2000年代における本学の施設整備計画は、駿河台キャンパスでは、A地区リバティタワー(2期2000年竣工、1期1998年竣工)、B地区アカデミーコモン(2003年竣工)、D地区紫紺館(2006年竣工)、和泉キャンパスでは、メディア棟(2004年竣工)、そして生田キャンパスでは、第一校舎2号館(2000年竣工)、第二校舎A館(2003年竣工)が建設され教育・研究環境の整備が図られてきました。
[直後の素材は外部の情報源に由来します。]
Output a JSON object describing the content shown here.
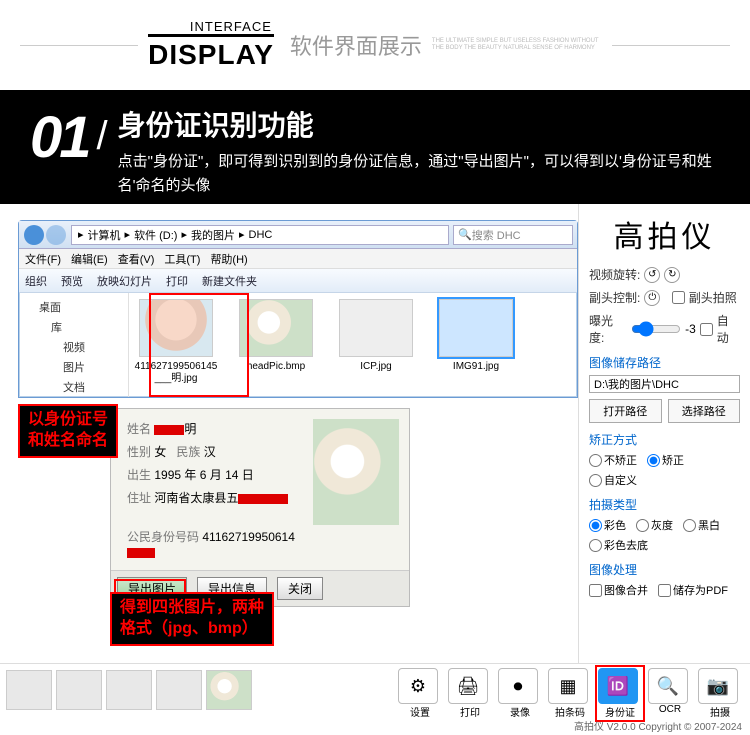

2008年に発足した現理事会においては、創立130周年記念事業である(1)黒川農場整備計画(2011年12月竣工予定)、(2)生田第二校舎1号館整備計画(2011年12月竣工予定)、(3)和泉図書館整備計画(2012年2月竣工予定)、(4)駿河台C地区整備計画(2012年12月竣工予定)(5)中野キャンパス整備計画(第1期工事、2013年1月竣工予定)が工事中、そして(6)スポーツパーク整備計画(2014年2月竣工予定)は協議中です。また、記念事業以外でも、和泉総合体育館東棟(2010年竣工)、生田キャンパスの植物工場基盤技術研究センター(2010年竣工)、地域産学連携研究センター(2012年3月竣工予定)、E地区の猿楽町再開発計画(2015年~2020年予定)が竣工済み・工事・協議中です。いずれも規模の大きな整備計画を予定していますが、幸いにも昨今の経済・市況事情や入札方法の改善により、現在のところ計画的に進んでおります。

施設整備計画は、大学全体の中で長期的展望において策定されるべきものであり、大学の目指す方向性と関連付ける必要があります。教学が策定した「グランドデザイン2020」と法人の長期ビジョンとの整合性を図りながら、継続的大学改革に沿って教育研究環境を整備し、大学の質の高い教育・研究活動と学生の豊かな人間性の涵養を目指しております。